Reputation: 1298
I have 2 unique values under 1 table in MySQL.
|id (PK)|varchar(255) UNIQUE|
-----------------------------
| 1 | 1234abcde |
| 2 | 5678fghij |
| 3 | 9012klmno |
Do I have to set UNIQUE varchar as a PK or I can still use auto_incremented id (int)? Is this a good or bad practice?
Upvotes: 2
Views: 1037
Reputation: 9949
No it does not need to be a primary key.
Additionally: you cannot have more than one 'primary key' (different than compound primary keys), and it frequently makes sense to have an auto-increment id field for convention alone and for some frameworks (e.g. ORM's like Hibernate and Entity Framework).
To answer your second question, there are many business cases where you many enforce a unique constraint on multiple columns without making them your primary key - for example they may have to be unique, but you may need to be able to edit/change them:
i.e.
So, the point being this is done all the time.
Upvotes: 1
Reputation: 52117
One table can have multiple keys. One of them is "primary" (PRIMARY KEY) and the rest are "alternate" (UNIQUE constraint).

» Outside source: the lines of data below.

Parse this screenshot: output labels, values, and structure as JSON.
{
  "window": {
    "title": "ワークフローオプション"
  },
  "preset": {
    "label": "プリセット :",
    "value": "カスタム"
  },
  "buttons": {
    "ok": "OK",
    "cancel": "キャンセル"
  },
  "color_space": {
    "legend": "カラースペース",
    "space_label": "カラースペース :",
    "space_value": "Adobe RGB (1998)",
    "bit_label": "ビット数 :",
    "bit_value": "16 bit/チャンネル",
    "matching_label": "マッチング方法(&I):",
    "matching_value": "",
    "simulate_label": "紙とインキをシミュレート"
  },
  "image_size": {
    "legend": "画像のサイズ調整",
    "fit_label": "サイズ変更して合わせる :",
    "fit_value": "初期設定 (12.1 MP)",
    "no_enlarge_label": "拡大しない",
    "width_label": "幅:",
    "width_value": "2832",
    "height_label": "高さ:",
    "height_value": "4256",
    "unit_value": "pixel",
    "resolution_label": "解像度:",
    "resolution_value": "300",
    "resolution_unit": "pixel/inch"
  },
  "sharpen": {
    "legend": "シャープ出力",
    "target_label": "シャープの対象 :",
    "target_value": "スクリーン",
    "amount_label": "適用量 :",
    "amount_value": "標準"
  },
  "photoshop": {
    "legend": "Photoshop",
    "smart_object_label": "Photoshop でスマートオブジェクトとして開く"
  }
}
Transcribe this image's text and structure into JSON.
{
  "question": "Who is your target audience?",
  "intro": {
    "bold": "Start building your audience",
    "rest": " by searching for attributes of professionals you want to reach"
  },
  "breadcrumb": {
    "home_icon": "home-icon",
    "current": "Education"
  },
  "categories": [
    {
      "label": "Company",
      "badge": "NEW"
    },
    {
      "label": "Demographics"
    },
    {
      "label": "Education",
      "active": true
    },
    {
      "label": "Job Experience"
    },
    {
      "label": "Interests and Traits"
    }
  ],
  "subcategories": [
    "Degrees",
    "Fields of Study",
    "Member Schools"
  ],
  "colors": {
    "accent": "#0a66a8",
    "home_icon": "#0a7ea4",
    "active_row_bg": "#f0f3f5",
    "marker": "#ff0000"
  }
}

But beware that under InnoDB primary key also acts as a clustered index, so choosing one key or another to be primary can have profound performance implications.
Upvotes: 2
Reputation: 29166
No, you don't have to. If you want to ensure uniqueness in your varchar
column, set a unique constraint, but that doesn't mean you need to make it a PK. You can still use a numerical auto incremented id as your primary key.
This types of numerical primary keys which have no real world value are known as surrogate keys, and their use is recommended, specially when there are much more searching in the table than insert. They can be really helpful to speed up the query performance, specially during join and searching.
Upvotes: 1
Reputation: 4291
No, it doesn't have to be a primary. Primaries are unique, but not every unique is a primary.